Его сердце подпрыгнуло. Он вспомнил, почему был важен телефон. Но все изменилось, он дома. Или ничего и не произошло. Или имелись варианты, которые он упустил.
— Знаешь ли, я и вправду несколько спятил.
— Вот черт, а я и не заметил.
Он рассмеялся, коротко, автоматически, обрадованный тем, что Джастин готов шутить с ним; и внезапно осознал, что он уже полностью миновал самое мрачное. Его удивили в тот момент, когда он ожидал встретить округлое, профессиональное сочувствие. Это не был веселый смех, но — удивительный смех.
Едва ли лента смогла бы воссоздать Джастина настолько реальным, чтобы ему удалось сделать нечто неожиданное для его сознания. Особенно когда мозг сопротивлялся, а не действует заодно с подсознанием.
Он рассмеялся снова, просто для проверки, и увидел на лице Джастина такое выражение, будто тот проглотил стекло: но в то же время там присутствовала и надежда.
— Это вирус, — объяснил он Джастину. И широко улыбнулся, даже еще шире, когда он увидел проблеск настоящего ужаса на лице Джастина.
— Ты проклятый идиот!
Он расхохотался. Было больно, но приятно. Он попытался задрать ноги вверх. Оказалось, что зря.
— О, черт. Как ты думаешь, они могут освободить мне ноги?

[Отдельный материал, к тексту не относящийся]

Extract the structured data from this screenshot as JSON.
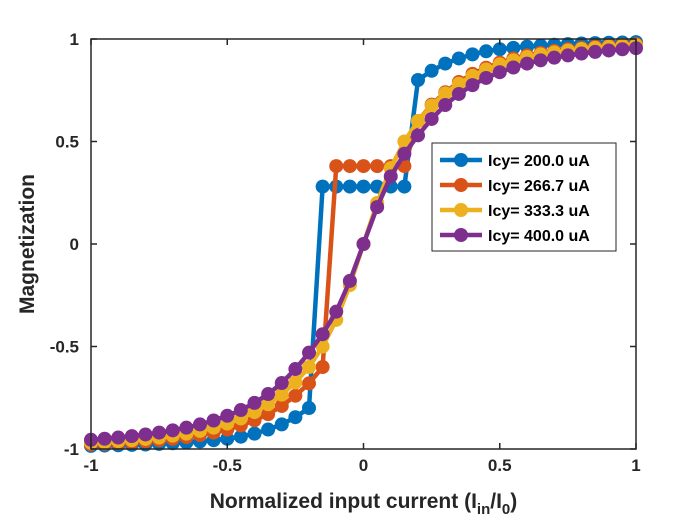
{
  "chart_data": {
    "type": "line",
    "title": "",
    "xlabel": {
      "main": "Normalized input current (I",
      "sub1": "in",
      "mid": "/I",
      "sub2": "0",
      "end": ")"
    },
    "ylabel": "Magnetization",
    "xlim": [
      -1,
      1
    ],
    "ylim": [
      -1,
      1
    ],
    "xticks": [
      -1,
      -0.5,
      0,
      0.5,
      1
    ],
    "xtick_labels": [
      "-1",
      "-0.5",
      "0",
      "0.5",
      "1"
    ],
    "yticks": [
      -1,
      -0.5,
      0,
      0.5,
      1
    ],
    "ytick_labels": [
      "-1",
      "-0.5",
      "0",
      "0.5",
      "1"
    ],
    "grid": false,
    "legend_position": "right",
    "x": [
      -1.0,
      -0.95,
      -0.9,
      -0.85,
      -0.8,
      -0.75,
      -0.7,
      -0.65,
      -0.6,
      -0.55,
      -0.5,
      -0.45,
      -0.4,
      -0.35,
      -0.3,
      -0.25,
      -0.2,
      -0.15,
      -0.1,
      -0.05,
      0.0,
      0.05,
      0.1,
      0.15,
      0.2,
      0.25,
      0.3,
      0.35,
      0.4,
      0.45,
      0.5,
      0.55,
      0.6,
      0.65,
      0.7,
      0.75,
      0.8,
      0.85,
      0.9,
      0.95,
      1.0
    ],
    "series": [
      {
        "name": "Icy= 200.0 uA",
        "color": "#0072BD",
        "values": [
          -0.985,
          -0.983,
          -0.982,
          -0.98,
          -0.978,
          -0.975,
          -0.972,
          -0.968,
          -0.963,
          -0.957,
          -0.95,
          -0.94,
          -0.925,
          -0.905,
          -0.88,
          -0.845,
          -0.8,
          0.28,
          0.28,
          0.28,
          0.28,
          0.28,
          0.28,
          0.28,
          0.8,
          0.845,
          0.88,
          0.905,
          0.925,
          0.94,
          0.95,
          0.957,
          0.963,
          0.968,
          0.972,
          0.975,
          0.978,
          0.98,
          0.982,
          0.983,
          0.985
        ]
      },
      {
        "name": "Icy= 266.7 uA",
        "color": "#D95319",
        "values": [
          -0.978,
          -0.975,
          -0.972,
          -0.968,
          -0.963,
          -0.957,
          -0.95,
          -0.942,
          -0.932,
          -0.92,
          -0.905,
          -0.885,
          -0.86,
          -0.83,
          -0.79,
          -0.74,
          -0.68,
          -0.6,
          0.38,
          0.38,
          0.38,
          0.38,
          0.38,
          0.38,
          0.6,
          0.68,
          0.74,
          0.79,
          0.83,
          0.86,
          0.885,
          0.905,
          0.92,
          0.932,
          0.942,
          0.95,
          0.957,
          0.963,
          0.968,
          0.972,
          0.975
        ]
      },
      {
        "name": "Icy= 333.3 uA",
        "color": "#EDB120",
        "values": [
          -0.97,
          -0.966,
          -0.962,
          -0.957,
          -0.951,
          -0.944,
          -0.935,
          -0.925,
          -0.912,
          -0.896,
          -0.876,
          -0.851,
          -0.82,
          -0.782,
          -0.735,
          -0.675,
          -0.6,
          -0.5,
          -0.37,
          -0.2,
          0.0,
          0.2,
          0.37,
          0.5,
          0.6,
          0.675,
          0.735,
          0.782,
          0.82,
          0.851,
          0.876,
          0.896,
          0.912,
          0.925,
          0.935,
          0.944,
          0.951,
          0.957,
          0.962,
          0.966,
          0.97
        ]
      },
      {
        "name": "Icy= 400.0 uA",
        "color": "#7E2F8E",
        "values": [
          -0.955,
          -0.95,
          -0.944,
          -0.937,
          -0.929,
          -0.92,
          -0.909,
          -0.896,
          -0.88,
          -0.861,
          -0.838,
          -0.81,
          -0.775,
          -0.732,
          -0.678,
          -0.61,
          -0.53,
          -0.44,
          -0.33,
          -0.18,
          0.0,
          0.18,
          0.33,
          0.44,
          0.53,
          0.61,
          0.678,
          0.732,
          0.775,
          0.81,
          0.838,
          0.861,
          0.88,
          0.896,
          0.909,
          0.92,
          0.929,
          0.937,
          0.944,
          0.95,
          0.955
        ]
      }
    ]
  }
}
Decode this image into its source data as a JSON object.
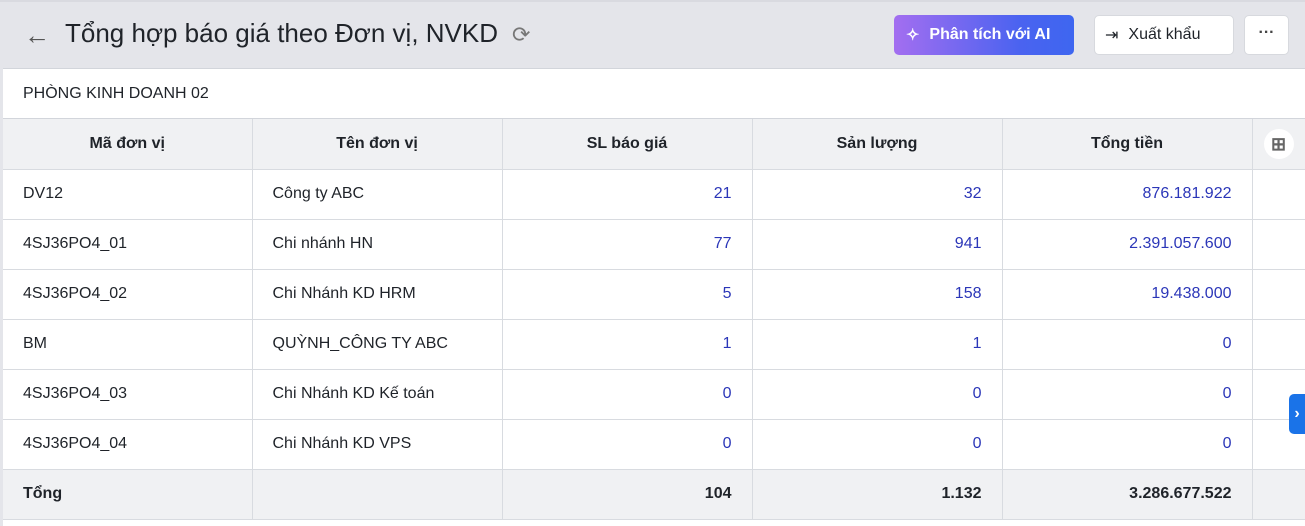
{
  "header": {
    "title": "Tổng hợp báo giá theo Đơn vị, NVKD",
    "ai_button": "Phân tích với AI",
    "export_button": "Xuất khẩu",
    "more": "···"
  },
  "section": "PHÒNG KINH DOANH 02",
  "table": {
    "columns": [
      "Mã đơn vị",
      "Tên đơn vị",
      "SL báo giá",
      "Sản lượng",
      "Tổng tiền"
    ],
    "rows": [
      [
        "DV12",
        "Công ty ABC",
        "21",
        "32",
        "876.181.922"
      ],
      [
        "4SJ36PO4_01",
        "Chi nhánh HN",
        "77",
        "941",
        "2.391.057.600"
      ],
      [
        "4SJ36PO4_02",
        "Chi Nhánh KD HRM",
        "5",
        "158",
        "19.438.000"
      ],
      [
        "BM",
        "QUỲNH_CÔNG TY ABC",
        "1",
        "1",
        "0"
      ],
      [
        "4SJ36PO4_03",
        "Chi Nhánh KD Kế toán",
        "0",
        "0",
        "0"
      ],
      [
        "4SJ36PO4_04",
        "Chi Nhánh KD VPS",
        "0",
        "0",
        "0"
      ]
    ],
    "total": [
      "Tổng",
      "",
      "104",
      "1.132",
      "3.286.677.522"
    ]
  }
}
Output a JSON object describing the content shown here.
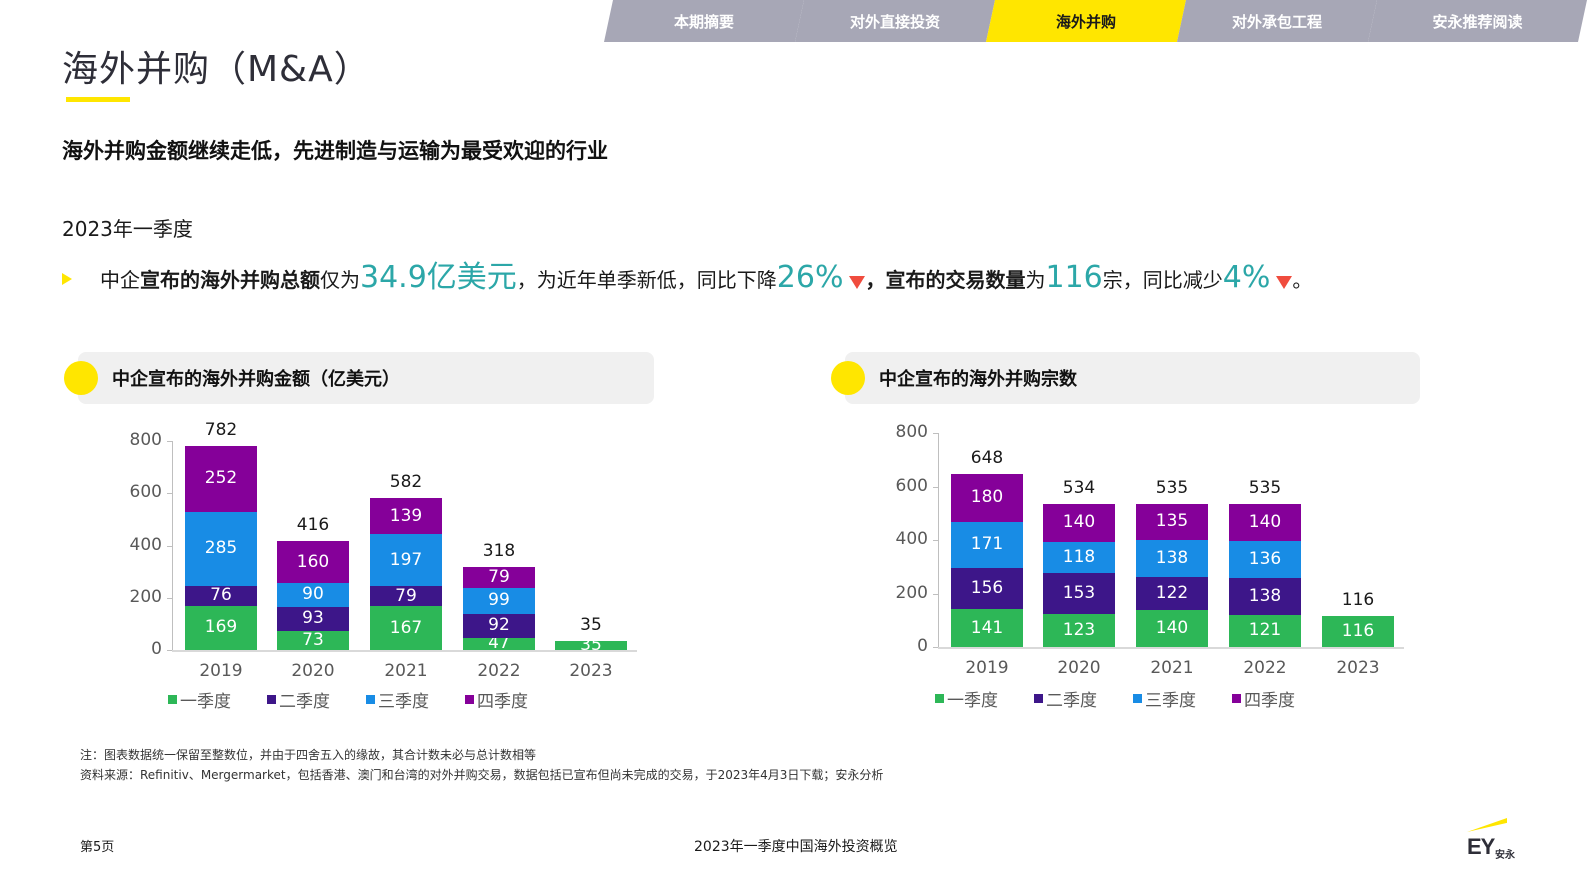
{
  "nav": {
    "tabs": [
      {
        "label": "本期摘要",
        "active": false
      },
      {
        "label": "对外直接投资",
        "active": false
      },
      {
        "label": "海外并购",
        "active": true
      },
      {
        "label": "对外承包工程",
        "active": false
      },
      {
        "label": "安永推荐阅读",
        "active": false
      }
    ]
  },
  "header": {
    "title": "海外并购（M&A）",
    "subtitle": "海外并购金额继续走低，先进制造与运输为最受欢迎的行业"
  },
  "summary": {
    "period": "2023年一季度",
    "bullet": {
      "p1": "中企",
      "p2_bold": "宣布的海外并购总额",
      "p3": "仅为",
      "amount": "34.9亿美元",
      "p4": "，为近年单季新低，同比下降",
      "amount_change": "26%",
      "p5": " ，",
      "p6_bold": "宣布的交易数量",
      "p7": "为",
      "count": "116",
      "p8": "宗，同比减少",
      "count_change": "4%",
      "p9": "。"
    }
  },
  "colors": {
    "accent_yellow": "#ffe600",
    "highlight_teal": "#2ca7a8",
    "down_red": "#f04c3e",
    "q1": "#2db757",
    "q2": "#3d1689",
    "q3": "#188ce5",
    "q4": "#850099"
  },
  "charts": {
    "left": {
      "title": "中企宣布的海外并购金额（亿美元）"
    },
    "right": {
      "title": "中企宣布的海外并购宗数"
    }
  },
  "chart_data": [
    {
      "type": "bar",
      "stacked": true,
      "title": "中企宣布的海外并购金额（亿美元）",
      "xlabel": "",
      "ylabel": "",
      "ylim": [
        0,
        800
      ],
      "yticks": [
        0,
        200,
        400,
        600,
        800
      ],
      "grid": false,
      "legend_position": "bottom",
      "categories": [
        "2019",
        "2020",
        "2021",
        "2022",
        "2023"
      ],
      "series": [
        {
          "name": "一季度",
          "values": [
            169,
            73,
            167,
            47,
            35
          ]
        },
        {
          "name": "二季度",
          "values": [
            76,
            93,
            79,
            92,
            null
          ]
        },
        {
          "name": "三季度",
          "values": [
            285,
            90,
            197,
            99,
            null
          ]
        },
        {
          "name": "四季度",
          "values": [
            252,
            160,
            139,
            79,
            null
          ]
        }
      ],
      "totals": [
        782,
        416,
        582,
        318,
        35
      ]
    },
    {
      "type": "bar",
      "stacked": true,
      "title": "中企宣布的海外并购宗数",
      "xlabel": "",
      "ylabel": "",
      "ylim": [
        0,
        800
      ],
      "yticks": [
        0,
        200,
        400,
        600,
        800
      ],
      "grid": false,
      "legend_position": "bottom",
      "categories": [
        "2019",
        "2020",
        "2021",
        "2022",
        "2023"
      ],
      "series": [
        {
          "name": "一季度",
          "values": [
            141,
            123,
            140,
            121,
            116
          ]
        },
        {
          "name": "二季度",
          "values": [
            156,
            153,
            122,
            138,
            null
          ]
        },
        {
          "name": "三季度",
          "values": [
            171,
            118,
            138,
            136,
            null
          ]
        },
        {
          "name": "四季度",
          "values": [
            180,
            140,
            135,
            140,
            null
          ]
        }
      ],
      "totals": [
        648,
        534,
        535,
        535,
        116
      ]
    }
  ],
  "notes": {
    "note": "注：图表数据统一保留至整数位，并由于四舍五入的缘故，其合计数未必与总计数相等",
    "source": "资料来源：Refinitiv、Mergermarket，包括香港、澳门和台湾的对外并购交易，数据包括已宣布但尚未完成的交易，于2023年4月3日下载；安永分析"
  },
  "footer": {
    "page": "第5页",
    "doc_title": "2023年一季度中国海外投资概览",
    "logo_text": "EY",
    "logo_cn": "安永"
  }
}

— Скоро, раз ты знаешь, где находишься.
Он вздохнул и почувствовал, что напряжение покидает его. Он развалился на эластичной кровати и посмотрел на Джастина с неленточным спокойствием. Боль по-прежнему сохранялась. Напряжение мышц. Растяжение. Бог знает, что он сам с собой сделал, или что они сделали с ним.
— Я обманул тебя, угу?
— Если ты хочешь сыграть…
— Я хочу… Я в затруднении. Я думаю, что у меня продолжаются наплывы видений. Я думаю, что они пройдут. Мне в самом деле будет очень плохо, если ты не придешь снова. Доктор Иванов руководит всем, так?
— Он заботится о тебе. Ты доверяешь ему, правда?
— Не тогда, когда он выполняет Арины приказы. Мне плохо. Мне действительно плохо. Мне бы хотелось, чтобы ты мог остаться здесь.
— Я останусь здесь до ужина. И вернусь обратно утром, после завтрака; буду заходить всякий раз, когда удастся освободиться, пока они не вышвырнут меня отсюда. Я собираюсь поговорить с Ивановым. Почему бы тебе не поспать, пока я здесь? Я посижу там, в кресле, а ты можешь отдохнуть.
Его глаза слипались. Он внезапно осознал это и постарался побороть слабость.
— Ты не уходи. Ты должен разбудить меня.
Я дам тебе поспать полчасика. Уже почти время ужина. Тебе надо поесть. Слышишь? Хватит голодать!